Intermittently fails to create proxy to service in docker-compose.yaml
Expected Behaviour
Services specified in /var/lib/faasd/docker-compose.yaml with a mapped port are started and exposed on the host system via a proxy.
Current Behaviour
Most of the time, the services are exposed successfully, but sometimes the proxy fails with the following error (seen in journalctl -u faasd --no-pager):
unable to dial to 10.62.0.13:8080, error: dial tcp 10.62.0.13:8080: connect: connection refused
In this case, the IP is for the correct service, and the port (8080) is the "internal" port. The proxied "external" port would have been 8082.
After seeing this message, I tried the following troubleshooting to ensure the service was started properly:
- View service logs with
journalctl -t openfaas:my-service --no-pager, which successfully shows me the logs frommy-service - Run
curl 10.62.0.13:8080which successfully returns the expected results - Run
curl 10.62.0.1:8082which fails to return the expected results - Run
curl 10.62.0.1:8080(the openfaas gateway to test another proxied service), which returns the expected results
List all Possible Solutions
Since I'm not familiar with how a lot of the networking (cni) is handled, my assumption is that there's a "timing" problem at the point the proxy is attempting to "dial" the service here.
I'm making this assumption due to the following:
- the service is available later at the IP address and port.
- this doesn't always happen
- sometimes it's a different service (or more than one service)
- usually the last service(s) to start
Possible Solutions
- Add "wait" time before creating proxies
- Add "retries" here
- Implement "health checks" for services to determine when/if the proxy should be created.
List the one solution that you would recommend
Add "retries" here is the solution I would recommend since that doesn't rely on an arbitrary wait time and will only be used when necessary.

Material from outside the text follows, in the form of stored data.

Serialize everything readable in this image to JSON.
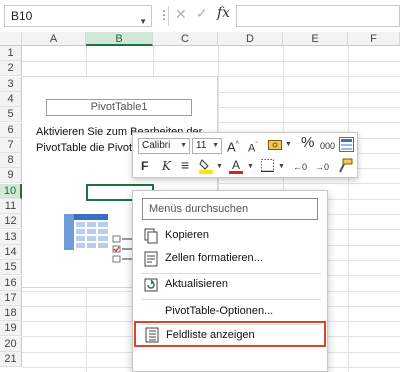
{
  "formula_bar": {
    "name_box": "B10",
    "more_icon": "vertical-ellipsis-icon",
    "cancel_icon": "✕",
    "enter_icon": "✓",
    "function_label": "fx",
    "formula_value": ""
  },
  "columns": [
    "A",
    "B",
    "C",
    "D",
    "E",
    "F"
  ],
  "rows": [
    "1",
    "2",
    "3",
    "4",
    "5",
    "6",
    "7",
    "8",
    "9",
    "10",
    "11",
    "12",
    "13",
    "14",
    "15",
    "16",
    "17",
    "18",
    "19",
    "20",
    "21"
  ],
  "selected_cell": {
    "column": "B",
    "row": "10"
  },
  "pivot": {
    "title": "PivotTable1",
    "hint_line1": "Aktivieren Sie zum Bearbeiten der",
    "hint_line2": "PivotTable die Pivot"
  },
  "mini_toolbar": {
    "font_name": "Calibri",
    "font_size": "11",
    "grow_font": "A",
    "shrink_font": "A",
    "number_format_icon": "currency-format-icon",
    "percent": "%",
    "thousands": "000",
    "bold": "F",
    "italic": "K",
    "align": "≡",
    "fill_color": "#ffe600",
    "font_color": "#e02020",
    "borders_icon": "borders-icon",
    "decimal_increase": "←0",
    "decimal_decrease": "→0",
    "format_painter_icon": "format-painter-icon"
  },
  "context_menu": {
    "search_placeholder": "Menüs durchsuchen",
    "items": [
      {
        "label": "Kopieren",
        "icon": "copy-icon"
      },
      {
        "label": "Zellen formatieren...",
        "icon": "format-cells-icon"
      },
      {
        "label": "Aktualisieren",
        "icon": "refresh-icon"
      },
      {
        "label": "PivotTable-Optionen...",
        "icon": ""
      },
      {
        "label": "Feldliste anzeigen",
        "icon": "field-list-icon",
        "highlighted": true
      }
    ]
  },
  "colors": {
    "accent_green": "#1e7145",
    "highlight_border": "#d9452b"
  }
}
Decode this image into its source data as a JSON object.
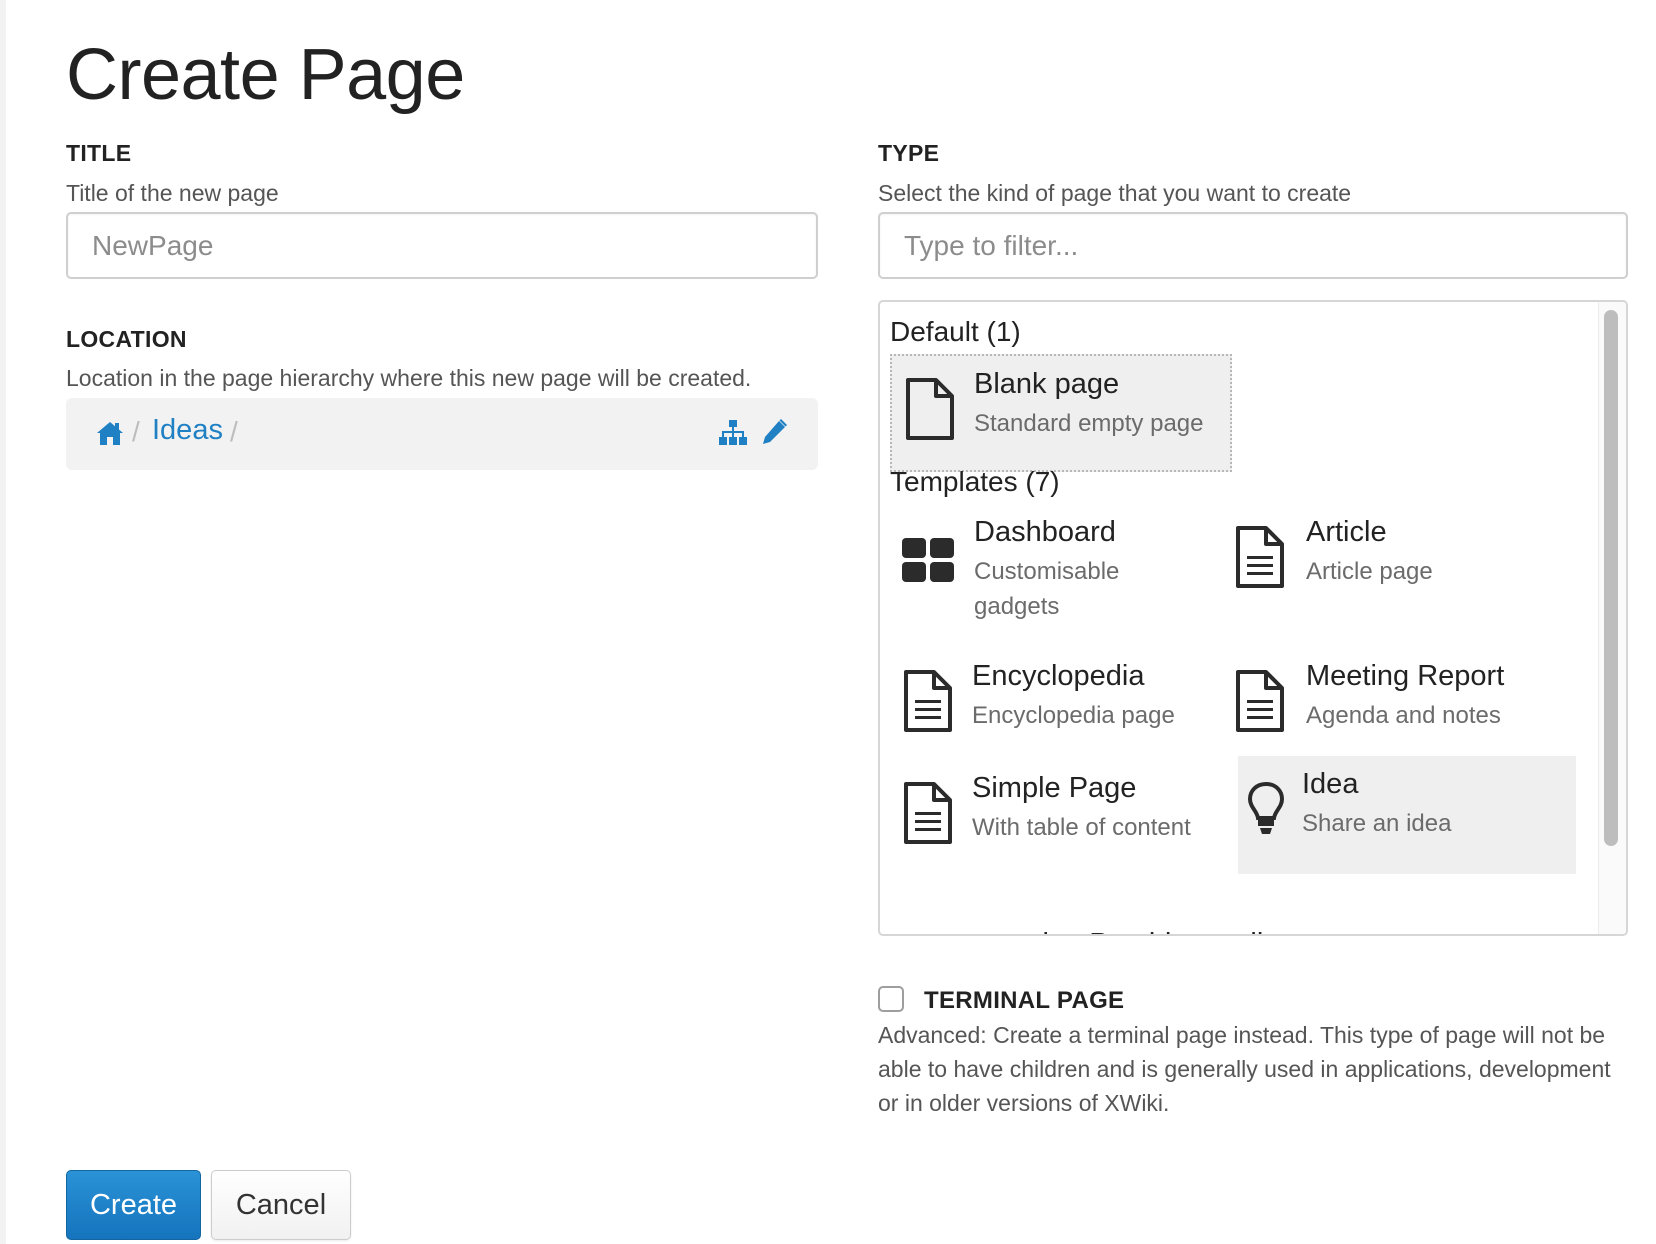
{
  "page": {
    "title": "Create Page"
  },
  "title_field": {
    "label": "TITLE",
    "hint": "Title of the new page",
    "placeholder": "NewPage",
    "value": ""
  },
  "location": {
    "label": "LOCATION",
    "hint": "Location in the page hierarchy where this new page will be created.",
    "separator": "/",
    "crumb": "Ideas",
    "icons": [
      "home-icon",
      "sitemap-icon",
      "pencil-icon"
    ]
  },
  "type_field": {
    "label": "TYPE",
    "hint": "Select the kind of page that you want to create",
    "filter_placeholder": "Type to filter...",
    "groups": [
      {
        "heading": "Default (1)",
        "items": [
          {
            "name": "Blank page",
            "desc": "Standard empty page",
            "icon": "blank-page-icon",
            "state": "selected"
          }
        ]
      },
      {
        "heading": "Templates (7)",
        "items": [
          {
            "name": "Dashboard",
            "desc": "Customisable gadgets",
            "icon": "dashboard-icon"
          },
          {
            "name": "Article",
            "desc": "Article page",
            "icon": "document-icon"
          },
          {
            "name": "Encyclopedia",
            "desc": "Encyclopedia page",
            "icon": "document-icon"
          },
          {
            "name": "Meeting Report",
            "desc": "Agenda and notes",
            "icon": "document-icon"
          },
          {
            "name": "Simple Page",
            "desc": "With table of content",
            "icon": "document-icon"
          },
          {
            "name": "Idea",
            "desc": "Share an idea",
            "icon": "lightbulb-icon",
            "state": "hovered"
          },
          {
            "name": "templateProvider.xpoll.name",
            "desc": "",
            "icon": "poll-icon"
          }
        ]
      }
    ]
  },
  "terminal": {
    "label": "TERMINAL PAGE",
    "checked": false,
    "desc": "Advanced: Create a terminal page instead. This type of page will not be able to have children and is generally used in applications, development or in older versions of XWiki."
  },
  "actions": {
    "create_label": "Create",
    "cancel_label": "Cancel"
  },
  "colors": {
    "link": "#1f80c3",
    "primary": "#1a7fc7",
    "icon": "#2b2b2b"
  }
}
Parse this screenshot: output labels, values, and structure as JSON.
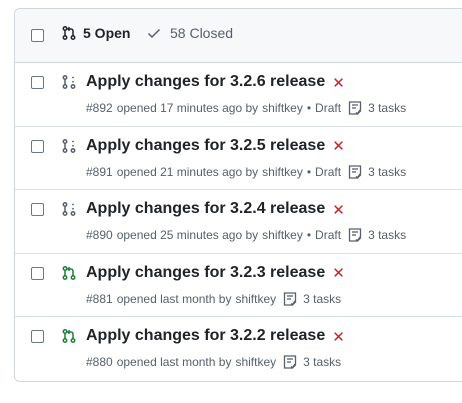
{
  "header": {
    "open_label": "5 Open",
    "closed_label": "58 Closed"
  },
  "pulls": [
    {
      "title": "Apply changes for 3.2.6 release",
      "status": "draft",
      "number": "#892",
      "opened": "opened 17 minutes ago by",
      "author": "shiftkey",
      "draft_label": "Draft",
      "tasks": "3 tasks",
      "status_icon": "x-icon"
    },
    {
      "title": "Apply changes for 3.2.5 release",
      "status": "draft",
      "number": "#891",
      "opened": "opened 21 minutes ago by",
      "author": "shiftkey",
      "draft_label": "Draft",
      "tasks": "3 tasks",
      "status_icon": "x-icon"
    },
    {
      "title": "Apply changes for 3.2.4 release",
      "status": "draft",
      "number": "#890",
      "opened": "opened 25 minutes ago by",
      "author": "shiftkey",
      "draft_label": "Draft",
      "tasks": "3 tasks",
      "status_icon": "x-icon"
    },
    {
      "title": "Apply changes for 3.2.3 release",
      "status": "open",
      "number": "#881",
      "opened": "opened last month by",
      "author": "shiftkey",
      "draft_label": "",
      "tasks": "3 tasks",
      "status_icon": "x-icon"
    },
    {
      "title": "Apply changes for 3.2.2 release",
      "status": "open",
      "number": "#880",
      "opened": "opened last month by",
      "author": "shiftkey",
      "draft_label": "",
      "tasks": "3 tasks",
      "status_icon": "x-icon"
    }
  ],
  "colors": {
    "open_green": "#1a7f37",
    "draft_gray": "#57606a",
    "fail_red": "#cf222e"
  }
}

Additionally, a fallback strategy can be implemented in case of longer startup times.
I also like the "health checks" solution, but that seems like it would be a bigger change and I wouldn't know where to begin.
Steps to Reproduce (for bugs)
- Add custom service to
/var/lib/faasd/docker-compose.yamlwith a mapped port - Reload systemd:
sudo systemctl daemon-reload - Restart faasd:
sudo systemctl restart faasd
Context
I'm attempting to add some custom services that startup when the rest of the faasd system starts up.
Your Environment
-
OS and architecture: Running on
multipassusing the default LTS version:20.04 focal,lts 20210315 Ubuntu 20.04 LTSThe host system is:macOS Catalina Version 10.15.7 -
Versions:
go version
containerd -version
containerd github.com/containerd/containerd v1.3.5 9b6f3ec0307a825c38617b93ad55162b5bb94234
uname -a
Linux doowb-faasd-03 5.4.0-67-generic #75-Ubuntu SMP Fri Feb 19 18:03:38 UTC 2021 x86_64 x86_64 x86_64 GNU/Linux
cat /etc/os-release
NAME="Ubuntu"
VERSION="20.04.2 LTS (Focal Fossa)"
ID=ubuntu
ID_LIKE=debian
PRETTY_NAME="Ubuntu 20.04.2 LTS"
VERSION_ID="20.04"
HOME_URL="https://www.ubuntu.com/"
SUPPORT_URL="https://help.ubuntu.com/"
BUG_REPORT_URL="https://bugs.launchpad.net/ubuntu/"
PRIVACY_POLICY_URL="https://www.ubuntu.com/legal/terms-and-policies/privacy-policy"
VERSION_CODENAME=focal
UBUNTU_CODENAME=focal
faasd version
__ _
/ _| __ _ __ _ ___ __| |
| |_ / _` |/ _` / __|/ _` |
| _| (_| | (_| \__ \ (_| |
|_| \__,_|\__,_|___/\__,_|
faasd version: 0.11.0 commit: 0bf221b286ea07291a5e62e109e6c62103fb1669
Hi Brian,
Thanks for the report.
Can you give the YAML file or diff for the In this case where you mention port 8082?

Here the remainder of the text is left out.